4 minute read

'De camera is mijn maatje geworden'

Door Arie Kuperus
In de serie over kunstenaars die in Stadspolders wonen hebben we deze keer voor het eerst een gesprek met een fotograaf. Connie de Haan is nog maar vijf jaar bezig met fotografie, maar heeft er ontzettend veel plezier in en zij maakt van foto’s hele kunstzinnige beelden.
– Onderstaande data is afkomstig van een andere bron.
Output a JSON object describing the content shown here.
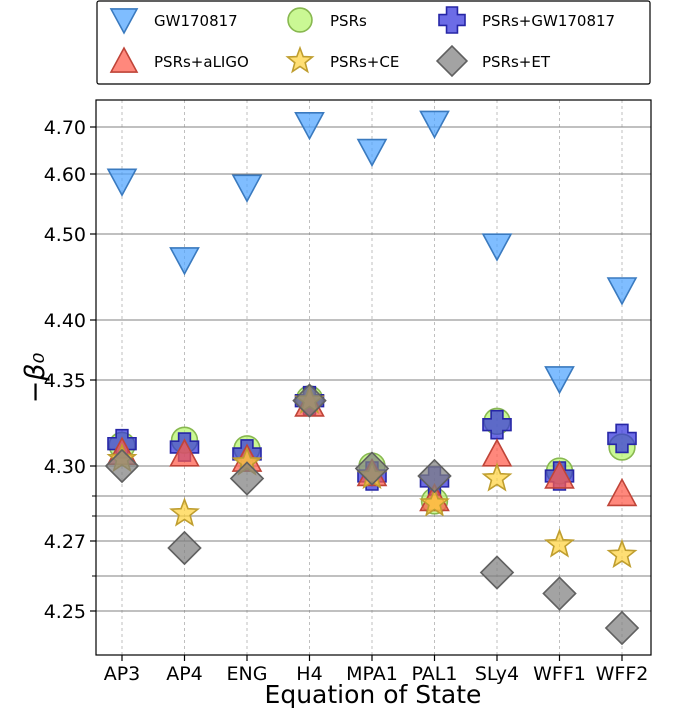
{
  "chart_data": {
    "type": "scatter",
    "title": "",
    "xlabel": "Equation of State",
    "ylabel": "−β₀",
    "scale": "non-uniform (log-like)",
    "grid": {
      "horizontal": true,
      "vertical": true
    },
    "legend_position": "top",
    "categories": [
      "AP3",
      "AP4",
      "ENG",
      "H4",
      "MPA1",
      "PAL1",
      "SLy4",
      "WFF1",
      "WFF2"
    ],
    "ytick_labels": [
      "4.70",
      "4.60",
      "4.50",
      "4.40",
      "4.35",
      "4.30",
      "4.27",
      "4.25"
    ],
    "yticks": [
      4.7,
      4.6,
      4.5,
      4.4,
      4.35,
      4.3,
      4.27,
      4.25
    ],
    "ytick_positions_ref": [
      4.7,
      4.6,
      4.5,
      4.4,
      4.35,
      4.3,
      4.27,
      4.25
    ],
    "series": [
      {
        "name": "GW170817",
        "marker": "triangle-down",
        "color": "#4da3ff",
        "values": [
          4.588,
          4.47,
          4.578,
          4.705,
          4.648,
          4.708,
          4.486,
          4.351,
          4.435
        ]
      },
      {
        "name": "PSRs",
        "marker": "circle",
        "color": "#b5f56b",
        "values": [
          4.312,
          4.315,
          4.31,
          4.339,
          4.3,
          4.286,
          4.326,
          4.298,
          4.311
        ]
      },
      {
        "name": "PSRs+GW170817",
        "marker": "plus",
        "color": "#3333dd",
        "values": [
          4.313,
          4.311,
          4.307,
          4.338,
          4.296,
          4.294,
          4.324,
          4.296,
          4.316
        ]
      },
      {
        "name": "PSRs+aLIGO",
        "marker": "triangle-up",
        "color": "#ff5a4a",
        "values": [
          4.308,
          4.307,
          4.304,
          4.336,
          4.297,
          4.287,
          4.307,
          4.296,
          4.289
        ]
      },
      {
        "name": "PSRs+CE",
        "marker": "star",
        "color": "#ffd23f",
        "values": [
          4.304,
          4.281,
          4.302,
          4.338,
          4.296,
          4.285,
          4.295,
          4.269,
          4.266
        ]
      },
      {
        "name": "PSRs+ET",
        "marker": "diamond",
        "color": "#808080",
        "values": [
          4.3,
          4.268,
          4.295,
          4.338,
          4.299,
          4.296,
          4.261,
          4.255,
          4.245
        ]
      }
    ]
  }
}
Iets nieuws na mijn pensioen

‘Ik ging vijf jaar geleden met pensioen en wilde iets anders gaan doen dan de jeugdzorg waarin ik altijd werkzaam was. Foto’s maken leek me leuk en ik volgde een beginnerscursus fotografie, want ik wist niets van sluitertijden, van diafragma’s en dergelijke. Tot die tijd fotografeerde ik alleen in vakanties. In die cursus ontdekte ik al snel dat je met foto’s veel meer kunt zeggen dan alleen een plaatje van de werkelijkheid te maken. Zo had de cursusleider een serie foto’s gemaakt van directeuren naast hun stoel. Een serie zegt dan veel meer dan een individuele foto. Dat je met een beeld zoveel meer kunt vertellen intrigeerde mij enorm en zorgde ervoor dat ik heel actief met fotograferen aan de slag ben gegaan.’

Wat fotografeer je vooral?

‘Ik wandel veel en neem altijd mijn camera mee. Ik hou van de natuur en dat levert vaak foto’s op, maar allerlei voorwerpen kunnen mijn aandacht trekken. Ik kijk anders om mij heen als fotograaf, vaak alsof ik door de lens kijk. Ik probeer daar creatief in te zijn. Zo kan ik van een schimmel op een prullenbak honderden foto’s maken vanuit allerlei hoeken. Normaal kijk je op ooghoogte, maar het kan heel verrassend zijn om eens door je knieën te zakken. Ik werk in kleur, maar vooral zwart-wit. Als ik thuiskom ga ik mijn foto’s bewerken en dan worden het vaak abstracte beelden waarin de oorspronkelijke foto niet of nauwelijks herkenbaar is. Dat zal niet iedereen aanspreken, maar mij boeit het enorm. Fotograferen is zo een creatief maakproces wat me veel plezier oplevert.’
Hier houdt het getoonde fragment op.